Now on View: A Surreal, Nuanced Portrait of Mexico, From 1974 On
Alex Webbs sees the towns of Mexico through a new lens.
It was 1974 when photographer Alex Webb first encountered the U.S.-Mexican border. Then 23-years-old, Webb was entranced by the border's sparse network of makeshift towns, somehow split both physically and psychologically between the two countries.
Six years passed before Webb was compelled to travel more deeply into the country, spurred on by D.H. Lawrence's descriptions of the airy southern city of Oaxaca. Over the course of three decades, Webb traversed the country countless times, amassing a deep well of photographs. For the first time, these photographs—spanning from 1975 until 2007—will be assembled in an exhibition at Aperture Gallery in New York entitled La Calle.
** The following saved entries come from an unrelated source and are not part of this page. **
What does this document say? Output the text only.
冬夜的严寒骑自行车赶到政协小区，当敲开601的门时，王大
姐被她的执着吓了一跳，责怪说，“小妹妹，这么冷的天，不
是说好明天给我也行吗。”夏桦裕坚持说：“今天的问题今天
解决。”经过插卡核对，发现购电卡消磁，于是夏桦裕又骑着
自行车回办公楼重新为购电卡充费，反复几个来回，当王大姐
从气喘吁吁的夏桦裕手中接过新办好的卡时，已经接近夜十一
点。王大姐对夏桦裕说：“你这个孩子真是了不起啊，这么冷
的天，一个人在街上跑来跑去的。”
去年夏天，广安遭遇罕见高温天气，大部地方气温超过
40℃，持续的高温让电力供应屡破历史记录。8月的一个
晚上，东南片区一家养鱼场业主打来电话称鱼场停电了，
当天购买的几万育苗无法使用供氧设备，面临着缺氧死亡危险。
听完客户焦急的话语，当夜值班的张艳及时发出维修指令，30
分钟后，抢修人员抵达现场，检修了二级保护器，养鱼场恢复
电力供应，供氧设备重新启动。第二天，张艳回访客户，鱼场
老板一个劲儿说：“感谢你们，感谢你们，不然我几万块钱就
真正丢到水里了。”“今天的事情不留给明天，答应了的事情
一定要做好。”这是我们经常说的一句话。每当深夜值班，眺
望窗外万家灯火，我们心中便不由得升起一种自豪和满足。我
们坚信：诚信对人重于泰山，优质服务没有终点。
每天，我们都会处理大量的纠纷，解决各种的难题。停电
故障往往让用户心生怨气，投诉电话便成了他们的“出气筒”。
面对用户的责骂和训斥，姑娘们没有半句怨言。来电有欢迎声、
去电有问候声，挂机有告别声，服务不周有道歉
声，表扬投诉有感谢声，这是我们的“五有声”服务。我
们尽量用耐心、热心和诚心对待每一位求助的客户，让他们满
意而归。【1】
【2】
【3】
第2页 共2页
Although often short in duration, Webb describes his trips to Mexico as transformative. "I was still discovering...how to use [photography] to explore the light, the heat, and the life of the street in this large and complicated country."
Unlike his reticent New England home, Mexico demanded a much more expansive palette and eventually, Webb would completely forego black-and-white film. Instead, the young photographer began to experiment with Kodachrome, resulting in a series of light-filled vignettes.
But Webb's practice wasn't the only thing changing.
"Even though the Mexico I had photographed over three decades sometimes had a violent edge, the level of brutality...in the current drug wars seem far removed from the world I first encountered in Oaxaca in 1981," Webb said. "What to make of the gulf between my Mexico work and the country's volatile present?"
And although Webb offers no easy answers, the work remains an intimate portrait of both subject and photographer.